Wie Rehn widersprach auch EZB-Führungsmitglied Jose Manuel Gonzalez-Paramo Handelskommissar De Grucht: Die EZB wolle Hellas im Euro halten, sagte der Spanier. Sein Land droht nach einem Rundumschlag der Ratingagentur Moody's gegen den dortigen Bankensektor noch stärker in den Strudel der Schulden-Krise zu geraten und der zweite große Brandherd der Euro-Zone zu werden.

Neue Umfrage lässt Sparbefürworter hoffen
In Griechenland wittert das vermeintlich bereits auf verlorenem Posten stehende Lager der Sparbefürworter wieder Morgenluft: In der ersten Umfrage seit dem Scheitern der Regierungsgespräche und der Ausrufung von Neuwahlen kamen die konservative ND und die PASOK zusammen auf genügend Mandate, um eine Koalition bilden zu können. Zuletzt hatte das radikale Linksbündnis SYRIZA, das den von der EU und dem IWF zur Bedingung gemachten Sparkurs ablehnt, in Umfragen vorne gelegen. Das schürte Sorgen, das schuldengeplagte Griechenland könne sich von der Euro-Zone verabschieden und direkt in den Staatsbankrott schlittern.

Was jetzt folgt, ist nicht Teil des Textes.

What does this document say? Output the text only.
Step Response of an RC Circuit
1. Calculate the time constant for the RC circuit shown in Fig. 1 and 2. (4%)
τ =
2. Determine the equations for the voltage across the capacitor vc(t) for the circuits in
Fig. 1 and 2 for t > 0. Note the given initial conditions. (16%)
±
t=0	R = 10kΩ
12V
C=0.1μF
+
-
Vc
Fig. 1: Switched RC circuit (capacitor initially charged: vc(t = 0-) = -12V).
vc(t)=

Auch wenn es noch einen Monat bis zur Wahl am 17. Juni hin ist und Experten davor warnen, einer einzelnen Umfrage zu viel Gewicht einzuräumen, so könnte die jüngste Erhebung doch auf eine Trendwende hindeuten. Die Griechen machten sich nach dem Platzen der Regierungsgespräche vor wenigen Tagen offenbar Sorgen wegen eines möglichen Abschieds aus der Euro-Zone, sagte der Analyst John Loulis.